For every one of these major plot oversights, there seems to be twice
as many minor ones - a preposterously staged verbal sparring scene between
Strucker's daughter Nina (Victoria Smurfit, About a Boy) and Kar's
love interest Jade (James King, Pearl Harbor) that could never
take place during a press conference, a Dr. Evil-ish underground torture
room that's more laughable than scary, a lazy Die Hard last jolt
where a (clearly) dead character comes back for one more chance to be
killed, and a host of other half-baked plot points lifted from other,
better, movies.
All this could reasonably be expected from many Hollywood action movies,
but what's really shocking is how technically inadequate it is for a
film of this size (the rumored budget is $50 million). The editing is
frequently disjointed, leaving you with a sense of disorientation during
many of the fight scenes, but it even occurs towards the end of the movie
during a simple shot of a man's hand. The fight choreography is not only
unimaginative, but often looks as though Scott, King and Smurfit are
trying out their moves for the first time. Whenever a nice move does
happen (like in an inspired scene where Yun-Fat eats a bowl of Cocoa
Puffs while dodging Scott's punches), it's too obviously CGI and/or wire
work. And the special effects often look like something you'd find in
a syndicated action show on a Saturday afternoon on TNT - the opening
scene on a rope bridge, the big catfight between the two girls, and the
final battle with the Nazi are all undermined by their obviously manufactured
surroundings. Honestly, there are three above average action moments
in the movie - the acrobatic flip beneath the helicopter, the kicking
of the bullet cartridges at the bad guy, and the move where Scott spins
through the air and lets a bullet pass between his arms - and if you've
seen the commercial you've already witnessed them all.
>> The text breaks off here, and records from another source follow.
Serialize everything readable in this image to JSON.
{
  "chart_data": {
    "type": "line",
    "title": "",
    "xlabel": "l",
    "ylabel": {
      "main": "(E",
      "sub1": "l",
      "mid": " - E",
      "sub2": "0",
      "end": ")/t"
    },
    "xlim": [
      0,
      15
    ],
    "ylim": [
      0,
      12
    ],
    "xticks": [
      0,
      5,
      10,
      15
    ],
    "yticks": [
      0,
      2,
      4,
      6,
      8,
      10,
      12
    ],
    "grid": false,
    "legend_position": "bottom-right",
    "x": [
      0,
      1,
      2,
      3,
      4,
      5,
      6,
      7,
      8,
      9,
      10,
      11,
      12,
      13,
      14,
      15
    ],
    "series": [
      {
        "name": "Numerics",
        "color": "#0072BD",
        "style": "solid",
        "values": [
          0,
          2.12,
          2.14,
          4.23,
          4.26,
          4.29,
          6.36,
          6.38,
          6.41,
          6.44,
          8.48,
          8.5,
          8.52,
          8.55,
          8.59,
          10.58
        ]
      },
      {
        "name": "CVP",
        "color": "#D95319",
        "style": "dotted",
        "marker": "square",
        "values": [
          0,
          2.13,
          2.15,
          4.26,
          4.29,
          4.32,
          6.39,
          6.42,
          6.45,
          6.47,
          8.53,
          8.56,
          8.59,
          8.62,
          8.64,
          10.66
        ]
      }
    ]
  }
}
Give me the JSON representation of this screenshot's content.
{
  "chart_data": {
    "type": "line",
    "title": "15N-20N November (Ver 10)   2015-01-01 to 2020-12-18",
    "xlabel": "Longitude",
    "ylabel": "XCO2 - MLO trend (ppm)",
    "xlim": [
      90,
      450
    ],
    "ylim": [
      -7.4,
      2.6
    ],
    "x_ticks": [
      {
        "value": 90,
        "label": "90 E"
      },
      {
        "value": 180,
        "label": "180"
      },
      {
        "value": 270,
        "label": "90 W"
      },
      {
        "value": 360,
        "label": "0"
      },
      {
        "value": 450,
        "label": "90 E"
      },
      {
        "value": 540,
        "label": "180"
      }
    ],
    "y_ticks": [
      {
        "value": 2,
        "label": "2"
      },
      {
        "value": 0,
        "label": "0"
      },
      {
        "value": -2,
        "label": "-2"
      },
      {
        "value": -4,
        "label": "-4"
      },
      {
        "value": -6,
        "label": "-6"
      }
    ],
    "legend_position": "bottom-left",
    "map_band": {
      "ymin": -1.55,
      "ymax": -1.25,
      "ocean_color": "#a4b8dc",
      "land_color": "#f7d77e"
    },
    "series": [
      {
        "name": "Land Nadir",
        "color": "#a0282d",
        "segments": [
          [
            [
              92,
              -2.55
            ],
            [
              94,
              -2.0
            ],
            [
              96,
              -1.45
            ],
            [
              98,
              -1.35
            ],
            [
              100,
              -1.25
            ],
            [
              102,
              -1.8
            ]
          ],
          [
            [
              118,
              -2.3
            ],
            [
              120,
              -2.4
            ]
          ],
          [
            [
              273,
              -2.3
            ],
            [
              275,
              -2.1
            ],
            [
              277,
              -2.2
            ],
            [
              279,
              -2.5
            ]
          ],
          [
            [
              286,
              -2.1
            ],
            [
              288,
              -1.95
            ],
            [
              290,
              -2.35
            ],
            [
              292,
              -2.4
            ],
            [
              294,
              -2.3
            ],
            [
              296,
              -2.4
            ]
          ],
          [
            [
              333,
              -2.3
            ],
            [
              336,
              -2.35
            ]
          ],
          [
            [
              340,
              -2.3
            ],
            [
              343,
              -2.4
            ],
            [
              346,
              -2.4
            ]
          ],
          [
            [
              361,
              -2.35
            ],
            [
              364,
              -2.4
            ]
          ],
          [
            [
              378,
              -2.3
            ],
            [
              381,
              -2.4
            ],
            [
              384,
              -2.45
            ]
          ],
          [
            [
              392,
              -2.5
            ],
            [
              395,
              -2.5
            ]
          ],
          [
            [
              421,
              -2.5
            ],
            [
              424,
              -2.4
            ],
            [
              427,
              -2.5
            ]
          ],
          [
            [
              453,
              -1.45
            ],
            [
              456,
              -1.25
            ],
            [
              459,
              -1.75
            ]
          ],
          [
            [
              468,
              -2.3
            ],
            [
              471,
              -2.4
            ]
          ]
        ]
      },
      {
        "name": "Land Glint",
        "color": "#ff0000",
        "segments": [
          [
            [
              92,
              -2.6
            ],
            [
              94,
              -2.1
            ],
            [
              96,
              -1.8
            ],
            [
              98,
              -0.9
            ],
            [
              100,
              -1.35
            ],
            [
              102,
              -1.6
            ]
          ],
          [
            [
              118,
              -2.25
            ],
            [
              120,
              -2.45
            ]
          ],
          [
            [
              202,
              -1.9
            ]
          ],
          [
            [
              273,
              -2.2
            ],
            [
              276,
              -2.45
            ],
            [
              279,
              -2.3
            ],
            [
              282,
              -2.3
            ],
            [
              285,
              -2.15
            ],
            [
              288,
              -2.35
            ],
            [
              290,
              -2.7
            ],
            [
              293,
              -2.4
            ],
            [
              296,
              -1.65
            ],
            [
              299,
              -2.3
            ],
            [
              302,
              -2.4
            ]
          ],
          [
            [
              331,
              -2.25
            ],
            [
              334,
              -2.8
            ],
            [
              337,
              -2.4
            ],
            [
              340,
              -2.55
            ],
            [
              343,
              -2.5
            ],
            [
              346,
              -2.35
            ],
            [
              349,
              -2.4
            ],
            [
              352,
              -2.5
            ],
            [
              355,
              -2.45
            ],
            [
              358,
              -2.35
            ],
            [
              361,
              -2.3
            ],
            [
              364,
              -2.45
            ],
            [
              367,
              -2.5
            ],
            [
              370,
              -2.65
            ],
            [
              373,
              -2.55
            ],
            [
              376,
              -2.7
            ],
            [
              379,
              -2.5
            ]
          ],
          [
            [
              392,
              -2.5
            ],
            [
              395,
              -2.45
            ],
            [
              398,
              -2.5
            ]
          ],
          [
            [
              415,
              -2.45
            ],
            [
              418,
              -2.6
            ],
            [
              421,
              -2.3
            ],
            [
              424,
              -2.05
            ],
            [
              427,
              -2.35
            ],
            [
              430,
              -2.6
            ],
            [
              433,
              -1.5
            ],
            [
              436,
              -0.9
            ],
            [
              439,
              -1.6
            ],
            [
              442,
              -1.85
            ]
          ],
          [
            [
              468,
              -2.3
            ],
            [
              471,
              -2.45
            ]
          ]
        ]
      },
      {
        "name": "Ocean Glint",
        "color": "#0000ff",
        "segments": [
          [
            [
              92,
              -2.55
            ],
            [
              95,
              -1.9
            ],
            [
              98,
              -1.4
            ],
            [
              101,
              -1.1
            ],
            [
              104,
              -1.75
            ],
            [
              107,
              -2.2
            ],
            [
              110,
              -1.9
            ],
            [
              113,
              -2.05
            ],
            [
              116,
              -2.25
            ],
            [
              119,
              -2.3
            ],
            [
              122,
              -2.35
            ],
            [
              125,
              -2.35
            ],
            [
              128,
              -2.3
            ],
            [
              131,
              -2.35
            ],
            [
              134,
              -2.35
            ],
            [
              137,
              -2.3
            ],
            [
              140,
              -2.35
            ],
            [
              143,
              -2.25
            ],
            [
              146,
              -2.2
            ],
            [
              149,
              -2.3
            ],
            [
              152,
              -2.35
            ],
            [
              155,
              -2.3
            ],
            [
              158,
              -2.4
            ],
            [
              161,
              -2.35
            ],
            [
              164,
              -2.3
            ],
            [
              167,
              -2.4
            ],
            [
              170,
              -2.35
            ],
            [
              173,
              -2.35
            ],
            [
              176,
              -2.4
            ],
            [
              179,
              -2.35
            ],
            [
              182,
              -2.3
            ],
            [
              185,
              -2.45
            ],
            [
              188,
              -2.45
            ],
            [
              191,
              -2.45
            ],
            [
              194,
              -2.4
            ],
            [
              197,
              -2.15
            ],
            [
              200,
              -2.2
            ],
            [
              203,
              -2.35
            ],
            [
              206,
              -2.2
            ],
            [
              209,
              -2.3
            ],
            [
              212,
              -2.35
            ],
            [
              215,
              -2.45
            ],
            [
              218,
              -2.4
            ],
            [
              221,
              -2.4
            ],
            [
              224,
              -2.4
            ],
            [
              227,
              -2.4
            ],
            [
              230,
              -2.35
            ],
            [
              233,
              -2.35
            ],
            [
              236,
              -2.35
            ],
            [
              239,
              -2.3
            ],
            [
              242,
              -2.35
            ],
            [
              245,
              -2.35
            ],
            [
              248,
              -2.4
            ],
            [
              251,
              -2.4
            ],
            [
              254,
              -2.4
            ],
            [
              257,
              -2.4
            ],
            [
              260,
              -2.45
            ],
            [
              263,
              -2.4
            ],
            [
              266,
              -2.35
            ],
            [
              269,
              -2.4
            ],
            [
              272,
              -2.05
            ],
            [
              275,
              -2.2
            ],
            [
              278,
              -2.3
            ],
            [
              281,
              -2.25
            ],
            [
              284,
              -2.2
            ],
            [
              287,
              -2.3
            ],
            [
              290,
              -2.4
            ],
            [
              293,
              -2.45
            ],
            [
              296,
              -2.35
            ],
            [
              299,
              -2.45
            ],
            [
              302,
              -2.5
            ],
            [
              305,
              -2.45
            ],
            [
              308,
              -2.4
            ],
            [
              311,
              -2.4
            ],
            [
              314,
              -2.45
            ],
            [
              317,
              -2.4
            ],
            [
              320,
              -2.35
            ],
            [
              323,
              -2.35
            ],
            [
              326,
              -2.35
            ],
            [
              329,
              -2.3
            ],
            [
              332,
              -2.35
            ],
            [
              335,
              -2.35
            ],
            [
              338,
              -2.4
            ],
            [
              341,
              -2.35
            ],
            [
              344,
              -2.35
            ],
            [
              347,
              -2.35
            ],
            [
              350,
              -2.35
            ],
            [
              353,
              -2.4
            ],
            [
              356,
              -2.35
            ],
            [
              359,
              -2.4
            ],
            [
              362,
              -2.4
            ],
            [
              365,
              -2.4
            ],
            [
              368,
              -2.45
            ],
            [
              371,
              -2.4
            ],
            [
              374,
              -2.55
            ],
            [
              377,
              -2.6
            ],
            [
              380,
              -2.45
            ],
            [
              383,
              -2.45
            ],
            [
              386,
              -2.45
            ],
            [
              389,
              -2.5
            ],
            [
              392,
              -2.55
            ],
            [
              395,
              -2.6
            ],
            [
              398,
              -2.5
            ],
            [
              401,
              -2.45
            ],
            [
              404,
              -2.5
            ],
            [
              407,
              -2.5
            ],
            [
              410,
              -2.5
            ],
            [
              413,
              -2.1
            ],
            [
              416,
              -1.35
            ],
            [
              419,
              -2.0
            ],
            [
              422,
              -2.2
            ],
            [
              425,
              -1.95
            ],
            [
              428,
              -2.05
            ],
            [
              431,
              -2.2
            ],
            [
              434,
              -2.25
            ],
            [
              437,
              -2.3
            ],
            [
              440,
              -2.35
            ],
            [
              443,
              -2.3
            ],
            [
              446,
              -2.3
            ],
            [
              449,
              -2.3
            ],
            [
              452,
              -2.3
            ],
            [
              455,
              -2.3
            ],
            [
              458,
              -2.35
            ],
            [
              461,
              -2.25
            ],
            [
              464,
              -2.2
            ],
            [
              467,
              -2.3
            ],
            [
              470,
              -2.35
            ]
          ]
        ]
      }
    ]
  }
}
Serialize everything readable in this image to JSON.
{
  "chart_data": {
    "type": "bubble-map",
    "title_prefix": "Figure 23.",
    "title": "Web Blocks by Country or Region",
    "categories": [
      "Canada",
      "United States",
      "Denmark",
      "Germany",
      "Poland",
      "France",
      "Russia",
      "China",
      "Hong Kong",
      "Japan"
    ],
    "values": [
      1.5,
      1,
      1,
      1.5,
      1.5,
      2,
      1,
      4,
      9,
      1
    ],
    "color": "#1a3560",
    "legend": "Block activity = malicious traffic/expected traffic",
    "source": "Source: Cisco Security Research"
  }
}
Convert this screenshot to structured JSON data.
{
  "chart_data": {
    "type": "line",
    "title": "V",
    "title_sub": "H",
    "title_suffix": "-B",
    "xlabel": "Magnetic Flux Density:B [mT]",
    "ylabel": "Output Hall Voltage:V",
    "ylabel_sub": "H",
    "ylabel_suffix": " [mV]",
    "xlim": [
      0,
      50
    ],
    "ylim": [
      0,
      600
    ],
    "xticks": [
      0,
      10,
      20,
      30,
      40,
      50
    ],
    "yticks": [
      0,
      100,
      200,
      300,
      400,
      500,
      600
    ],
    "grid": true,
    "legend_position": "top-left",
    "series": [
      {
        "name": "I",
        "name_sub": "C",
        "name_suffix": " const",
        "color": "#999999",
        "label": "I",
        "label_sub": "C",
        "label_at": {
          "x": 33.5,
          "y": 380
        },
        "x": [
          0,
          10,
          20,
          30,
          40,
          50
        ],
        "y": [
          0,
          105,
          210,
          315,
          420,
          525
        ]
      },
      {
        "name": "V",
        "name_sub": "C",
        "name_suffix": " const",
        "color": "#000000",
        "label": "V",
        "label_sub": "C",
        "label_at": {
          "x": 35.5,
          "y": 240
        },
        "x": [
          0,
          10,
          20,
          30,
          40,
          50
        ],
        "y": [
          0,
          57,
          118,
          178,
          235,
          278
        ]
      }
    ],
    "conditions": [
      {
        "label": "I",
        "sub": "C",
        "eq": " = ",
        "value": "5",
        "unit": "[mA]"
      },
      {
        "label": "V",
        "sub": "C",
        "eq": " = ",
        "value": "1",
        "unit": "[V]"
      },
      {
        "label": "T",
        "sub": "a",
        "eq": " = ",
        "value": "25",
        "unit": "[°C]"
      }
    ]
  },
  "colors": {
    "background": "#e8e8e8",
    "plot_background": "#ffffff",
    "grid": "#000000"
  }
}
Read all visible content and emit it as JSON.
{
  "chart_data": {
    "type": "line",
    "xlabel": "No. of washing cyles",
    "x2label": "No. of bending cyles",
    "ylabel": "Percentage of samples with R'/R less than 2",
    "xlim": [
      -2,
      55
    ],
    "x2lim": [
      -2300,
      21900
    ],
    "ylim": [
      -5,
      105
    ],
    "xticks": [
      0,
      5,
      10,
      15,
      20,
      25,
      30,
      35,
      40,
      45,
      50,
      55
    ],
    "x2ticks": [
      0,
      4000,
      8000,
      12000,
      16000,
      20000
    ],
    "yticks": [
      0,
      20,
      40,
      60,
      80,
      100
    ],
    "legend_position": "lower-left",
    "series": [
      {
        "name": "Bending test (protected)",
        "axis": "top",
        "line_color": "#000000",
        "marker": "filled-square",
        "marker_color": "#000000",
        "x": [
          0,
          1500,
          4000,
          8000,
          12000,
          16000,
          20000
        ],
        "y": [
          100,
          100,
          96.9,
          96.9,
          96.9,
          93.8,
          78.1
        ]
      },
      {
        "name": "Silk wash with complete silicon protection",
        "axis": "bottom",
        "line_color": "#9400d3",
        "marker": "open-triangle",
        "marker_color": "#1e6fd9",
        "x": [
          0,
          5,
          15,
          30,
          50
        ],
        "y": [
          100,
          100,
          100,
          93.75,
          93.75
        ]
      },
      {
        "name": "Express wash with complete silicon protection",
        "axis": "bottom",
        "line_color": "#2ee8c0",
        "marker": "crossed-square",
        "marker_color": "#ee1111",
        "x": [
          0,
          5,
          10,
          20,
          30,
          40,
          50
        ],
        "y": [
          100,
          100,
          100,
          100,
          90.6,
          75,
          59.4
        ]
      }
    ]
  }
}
Besides Yun-Fat and Scott, the rest of the actors are decent if unspectacular.
King and Smurfit both provide some nice eye candy and the occasional
moment of conviction, but they both have their share of problems spitting
out the script's wooden dialogue. Roden allows himself to fall in to
the trap of caricature with his Nazi portrayal, and it keeps him from
ever becoming the least bit scary. Marcus J. Pirae, in his film debut,
has a hilarious but all-too-brief cameo as an egotistical baddie named
Mr. Funktastic. Japanese film veteran Mako (Seven Years in Tibet),
as Kar's boss, comes across as the best supporting actor, managing to
touch your funnybone and heart a lot more than would normally be expected
in a role so tiny.
Bulletproof Monk is not something you should see in the theatre.
It's this generation's Remo Williams, a movie that has no goal
but to copy the things that made other movies successful. Throughout Monk,
Seann William Scott keeps guessing at Chow Yun-Fat's riddle. Why are
the number of hotdogs and buns incompatible? What is the meaning behind
the existence of a product that seems to have no reason for being? Well,
the answer should be obvious to anyone who sits through Bulletproof
Monk: to trick the consumer into spending his money.